The simulators use exactly the same instruments as those in a real Soyuz spacecraft, seen here (Credit: Getty Images)

Considering there have been permanently occupied stations in Antarctica for more than 50 years, it is surprising how little research has been done on disrupted body clocks. To investigate the effects, Pattyn is treating volunteers to bright light in winter and melatonin supplements in summer.

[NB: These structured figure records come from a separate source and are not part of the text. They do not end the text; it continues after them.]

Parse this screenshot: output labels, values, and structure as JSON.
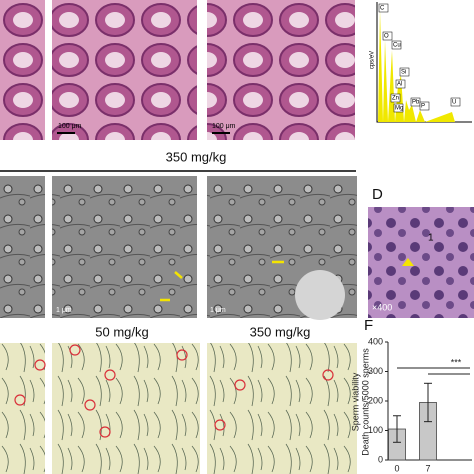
{
  "panel_a": {
    "scale_bars": [
      "100 μm",
      "100 μm"
    ]
  },
  "panel_b_eds": {
    "y_label": "cps/eV",
    "elements": [
      "C",
      "O",
      "Cu",
      "Si",
      "Al",
      "Zn",
      "Pb",
      "Mg",
      "P",
      "U"
    ]
  },
  "group_label_top": "350 mg/kg",
  "panel_c": {
    "scale_bars": [
      "1 μm",
      "1 μm"
    ]
  },
  "panel_d": {
    "letter": "D",
    "magnification": "×400",
    "marker": "1"
  },
  "panel_e": {
    "group_labels": [
      "50 mg/kg",
      "350 mg/kg"
    ]
  },
  "panel_f": {
    "letter": "F",
    "y_label_lines": [
      "Sperm viability",
      "Death counts/5000 sperms"
    ],
    "categories": [
      "0",
      "7"
    ],
    "values": [
      105,
      195
    ],
    "errors": [
      45,
      65
    ],
    "ylim": [
      0,
      400
    ],
    "yticks": [
      0,
      100,
      200,
      300,
      400
    ],
    "significance": "***",
    "color": "#c8c8c8"
  }
}
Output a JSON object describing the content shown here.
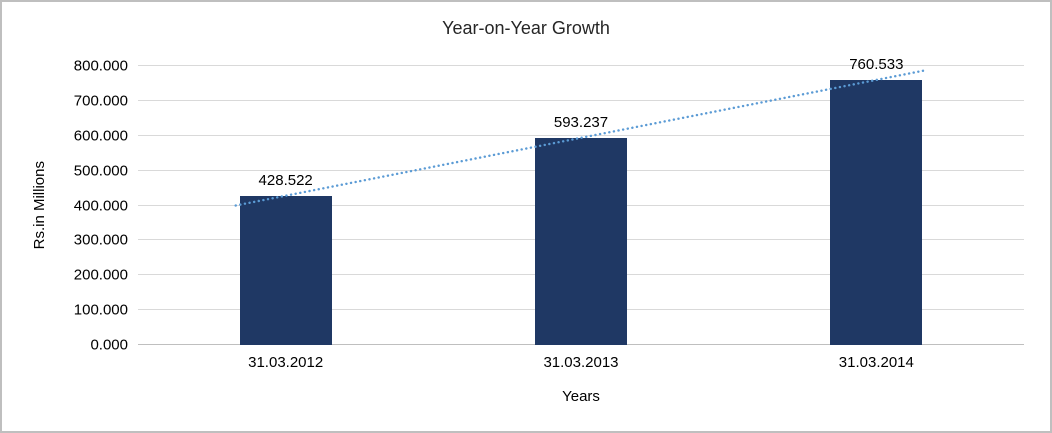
{
  "chart_data": {
    "type": "bar",
    "title": "Year-on-Year Growth",
    "xlabel": "Years",
    "ylabel": "Rs.in Millions",
    "categories": [
      "31.03.2012",
      "31.03.2013",
      "31.03.2014"
    ],
    "values": [
      428.522,
      593.237,
      760.533
    ],
    "value_labels": [
      "428.522",
      "593.237",
      "760.533"
    ],
    "ylim": [
      0,
      800
    ],
    "yticks": [
      0,
      100,
      200,
      300,
      400,
      500,
      600,
      700,
      800
    ],
    "ytick_labels": [
      "0.000",
      "100.000",
      "200.000",
      "300.000",
      "400.000",
      "500.000",
      "600.000",
      "700.000",
      "800.000"
    ],
    "grid": "horizontal",
    "legend": "none",
    "bar_color": "#1f3864",
    "trendline": {
      "type": "linear",
      "style": "dotted",
      "color": "#5b9bd5"
    },
    "colors": {
      "gridline": "#d9d9d9",
      "axis_line": "#bfbfbf",
      "text": "#000000",
      "title_text": "#262626",
      "frame_border": "#bfbfbf",
      "background": "#ffffff"
    }
  }
}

“Melatonin hormone in the body tunes us in with the light in the environment,” she explains. “If you have no variation in environmental light then you have issues with secretion of melatonin and that means you have issues with your sleep as well.”

Fights and feuds

Perhaps the greatest challenge, however, of living and working in an isolated environment – whether on an Antarctic base or spaceship on the way to Mars – is managing relationships. How do you prevent petty squabbles turning into feuds or fights?

People lose their sense of perspective quite easily 

At one Antarctic base in the 1990s, the crew mutinied – deciding to no longer follow instructions from their commander. Romantic liaisons have also caused problems – imagine living and working round the clock with your ex. Even more awkward if they are now seeing a colleague that you are also living and working with.

“People lose their sense of perspective quite easily,” says Pattyn. “You need a sound group structure to make your day-to-day life easy but also to respond to an emergency should you have one, otherwise you put people’s lives in danger.”

The challenges crews have to face in Antarctica and Mars are similar (Credit: Getty Images)

The challenges faced by those living on a raft of floating ice at the other end of the planet are remarkably similar to those facing the spacefarers of the future. The results of these studies will help both to live, work and adapt to life in the extreme.

So after her Antarctic experience, will Pattyn now sign up for a trip to Mars?

“No,” she says, “I like my life on Earth too much.”